Well-trained and experienced surgeon – we recommend an orthopedic surgeon who is fellowship-trained in joint replacement surgery and does at least 100 joint replacements per year. The best surgeons pick one approach and stick with it.
Robotic assistance – the Stryker Mako is the first robotic to be widely used, but all of the major implant manufacturers are relying on the future of robotics and introducing a system of their own. Robotic assistance enables orthopedic surgeons to be tremendously more accurate in their work. But the biggest benefit to robotic assistance is in the selection and placement of implants. Studies show surgeons place hip implants more accurately, with a 400% reduction in the risk of postoperative dislocation, when they use a robotic assistant. Do not have hip replacement surgery without it.

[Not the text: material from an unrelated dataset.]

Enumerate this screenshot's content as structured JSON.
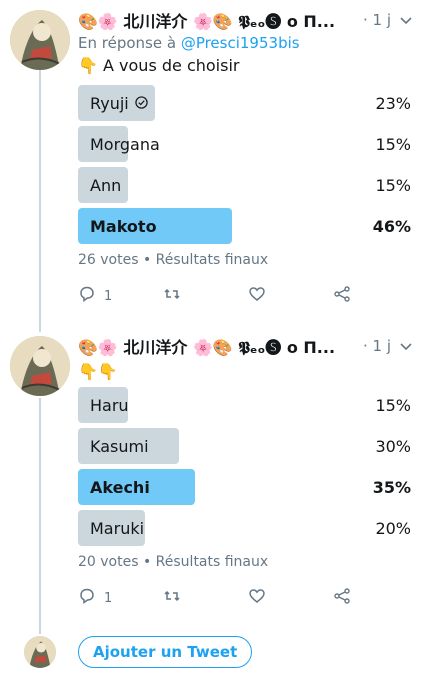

Outpatient or highly rated facility – to reduce the risk of hospital errors and infection, we recommend having your hip replaced in an ambulatory surgery center. If there is no ambulatory surgery center in your city, then a highly rated hospital is preferred. The government website Hospital Compare publishes the rate of complications for total joint replacement by hospital for Medicare patients. Do not have surgery in a hospital with above average rate of complications.
Proven implants – registries of consecutive patients who have joint replacement surgeries have shown some ball and socket combinations have much better track records than others. In the Australian registry, cementless implants are used more frequently than those that require cement. The Trident (Stryker), Pinnacle (DuPuy), and trinity (Corin) were the most popular sockets, while the Corail (DuPuy), Accolade II (Stryker), and Metafix (Corin) were the top three balls.
Efficient office–patient satisfaction reviews on the internet are a good indication of the efficiency of an orthopedic surgeon’s office. We recommend looking at the average and exclude rankings without enough reviews to create a reliable rating.